Second, feedback loops have collapsed. In the pre-AI era, good software used to get built over decades, and even the best engineering teams measured the feedback loop from a product owner or QA in hours at best — more often days. Right now it’s hours max, oftentimes minutes, from feature request to its rollout. The window in which a vision can be passed along, understood, executed, critiqued, and redone is shorter than it has ever been in human history. The harness that captures that loop cleanly is going to be worth a lot.
So when I see someone tweaking prompts inside Claude Code to save a few hundred tokens, I don’t think “great optimization.” I think “you’re debating the font of the parchment.” The work that matters is constitutional.
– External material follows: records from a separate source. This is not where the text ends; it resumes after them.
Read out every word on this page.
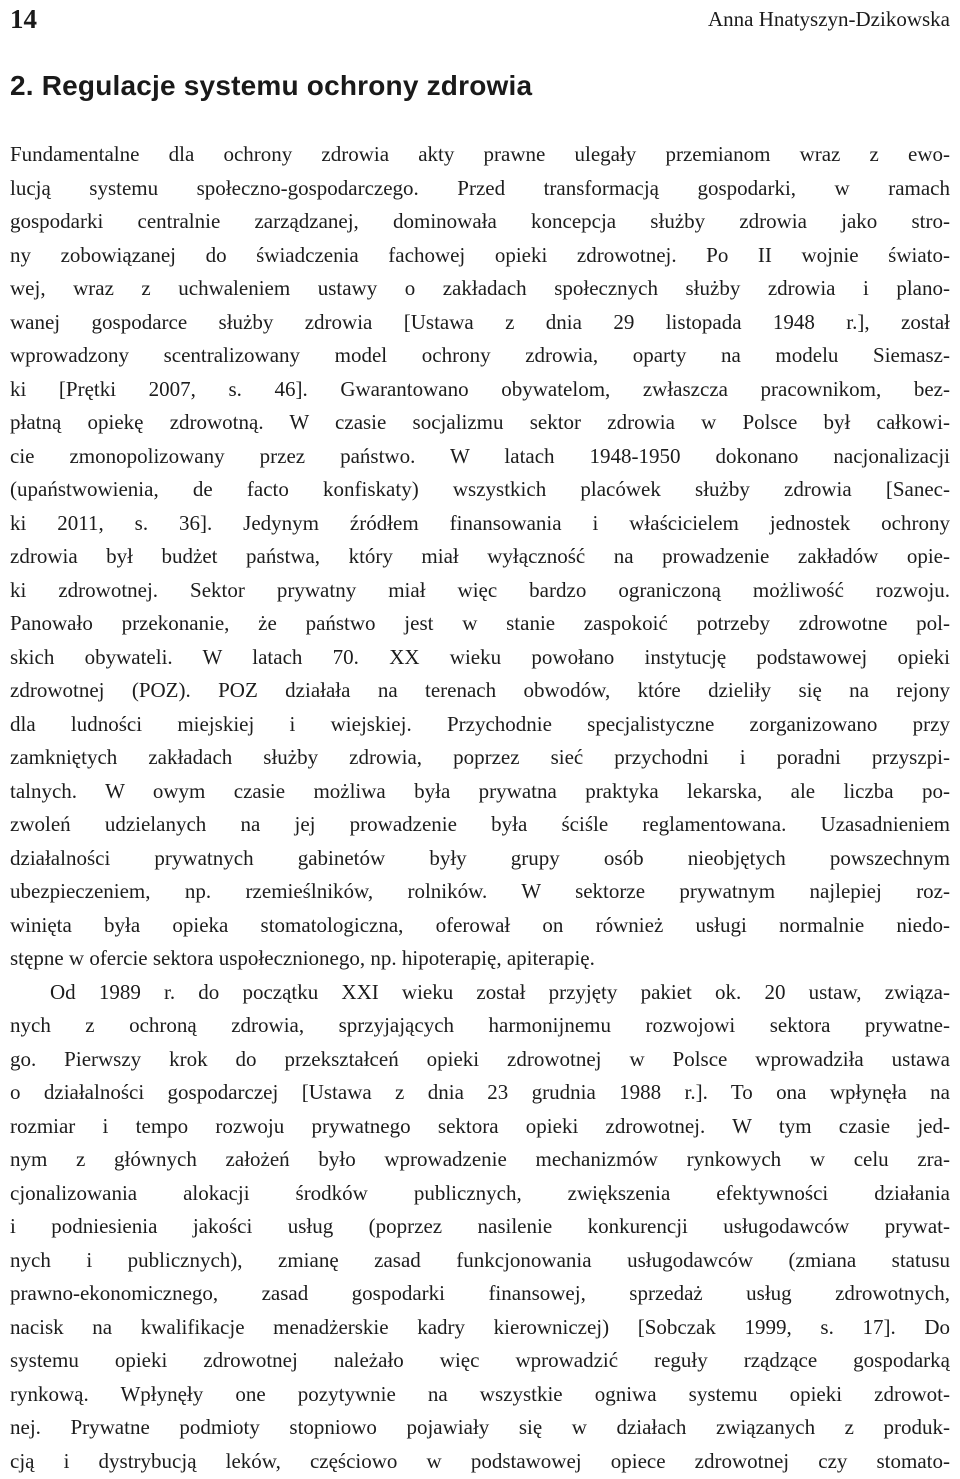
14	Anna Hnatyszyn-Dzikowska
2. Regulacje systemu ochrony zdrowia
Fundamentalne dla ochrony zdrowia akty prawne ulegały przemianom wraz z ewo-
lucją systemu społeczno-gospodarczego. Przed transformacją gospodarki, w ramach
gospodarki centralnie zarządzanej, dominowała koncepcja służby zdrowia jako stro-
ny zobowiązanej do świadczenia fachowej opieki zdrowotnej. Po II wojnie świato-
wej, wraz z uchwaleniem ustawy o zakładach społecznych służby zdrowia i plano-
wanej gospodarce służby zdrowia [Ustawa z dnia 29 listopada 1948 r.], został
wprowadzony scentralizowany model ochrony zdrowia, oparty na modelu Siemasz-
ki [Prętki 2007, s. 46]. Gwarantowano obywatelom, zwłaszcza pracownikom, bez-
płatną opiekę zdrowotną. W czasie socjalizmu sektor zdrowia w Polsce był całkowi-
cie zmonopolizowany przez państwo. W latach 1948-1950 dokonano nacjonalizacji
(upaństwowienia, de facto konfiskaty) wszystkich placówek służby zdrowia [Sanec-
ki 2011, s. 36]. Jedynym źródłem finansowania i właścicielem jednostek ochrony
zdrowia był budżet państwa, który miał wyłączność na prowadzenie zakładów opie-
ki zdrowotnej. Sektor prywatny miał więc bardzo ograniczoną możliwość rozwoju.
Panowało przekonanie, że państwo jest w stanie zaspokoić potrzeby zdrowotne pol-
skich obywateli. W latach 70. XX wieku powołano instytucję podstawowej opieki
zdrowotnej (POZ). POZ działała na terenach obwodów, które dzieliły się na rejony
dla ludności miejskiej i wiejskiej. Przychodnie specjalistyczne zorganizowano przy
zamkniętych zakładach służby zdrowia, poprzez sieć przychodni i poradni przyszpi-
talnych. W owym czasie możliwa była prywatna praktyka lekarska, ale liczba po-
zwoleń udzielanych na jej prowadzenie była ściśle reglamentowana. Uzasadnieniem
działalności prywatnych gabinetów były grupy osób nieobjętych powszechnym
ubezpieczeniem, np. rzemieślników, rolników. W sektorze prywatnym najlepiej roz-
winięta była opieka stomatologiczna, oferował on również usługi normalnie niedo-
stępne w ofercie sektora uspołecznionego, np. hipoterapię, apiterapię.
Od 1989 r. do początku XXI wieku został przyjęty pakiet ok. 20 ustaw, związa-
nych z ochroną zdrowia, sprzyjających harmonijnemu rozwojowi sektora prywatne-
go. Pierwszy krok do przekształceń opieki zdrowotnej w Polsce wprowadziła ustawa
o działalności gospodarczej [Ustawa z dnia 23 grudnia 1988 r.]. To ona wpłynęła na
rozmiar i tempo rozwoju prywatnego sektora opieki zdrowotnej. W tym czasie jed-
nym z głównych założeń było wprowadzenie mechanizmów rynkowych w celu zra-
cjonalizowania alokacji środków publicznych, zwiększenia efektywności działania
i podniesienia jakości usług (poprzez nasilenie konkurencji usługodawców prywat-
nych i publicznych), zmianę zasad funkcjonowania usługodawców (zmiana statusu
prawno-ekonomicznego, zasad gospodarki finansowej, sprzedaż usług zdrowotnych,
nacisk na kwalifikacje menadżerskie kadry kierowniczej) [Sobczak 1999, s. 17]. Do
systemu opieki zdrowotnej należało więc wprowadzić reguły rządzące gospodarką
rynkową. Wpłynęły one pozytywnie na wszystkie ogniwa systemu opieki zdrowot-
nej. Prywatne podmioty stopniowo pojawiały się w działach związanych z produk-
cją i dystrybucją leków, częściowo w podstawowej opiece zdrowotnej czy stomato-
And the right thing to measure it by isn’t tokens saved or prompts avoided. It’s universality: how much of your company’s intent the harness can absorb and carry forward without you in the loop on every decision. It’s writing the words, the structure, the system of checks that do that work. Saving 50% of tokens means nothing compared to building a harness that talks to your whole company nonstop, learns the shape of your organization within a few weeks, and then keeps producing the work indefinitely as a productive team member that carries your vision through time.
That’s the bet. The engineers who really get this — who stop seeing themselves as prompt-writers and start seeing themselves as founders writing the constitution of their agent tribe — are going to compound. And the work itself — putting the right words on paper for the right audience at the right time — is going to turn out to be one of the highest-leverage things a human can do in 2026.
The founding fathers would understand.


The US Consitution was grounded in religion and belief in God.
The Agent constitution should be the same, have it's own set of "Ten Commandments", if you will.
Thou shalt not kill -> Thou shalt not delete production resources.
Thou shalt not steal -> Thou shalt not create technical debt
And maybe a "Bill of Rights" explaining what rights and permissions the Agent has before delegating to higher powers.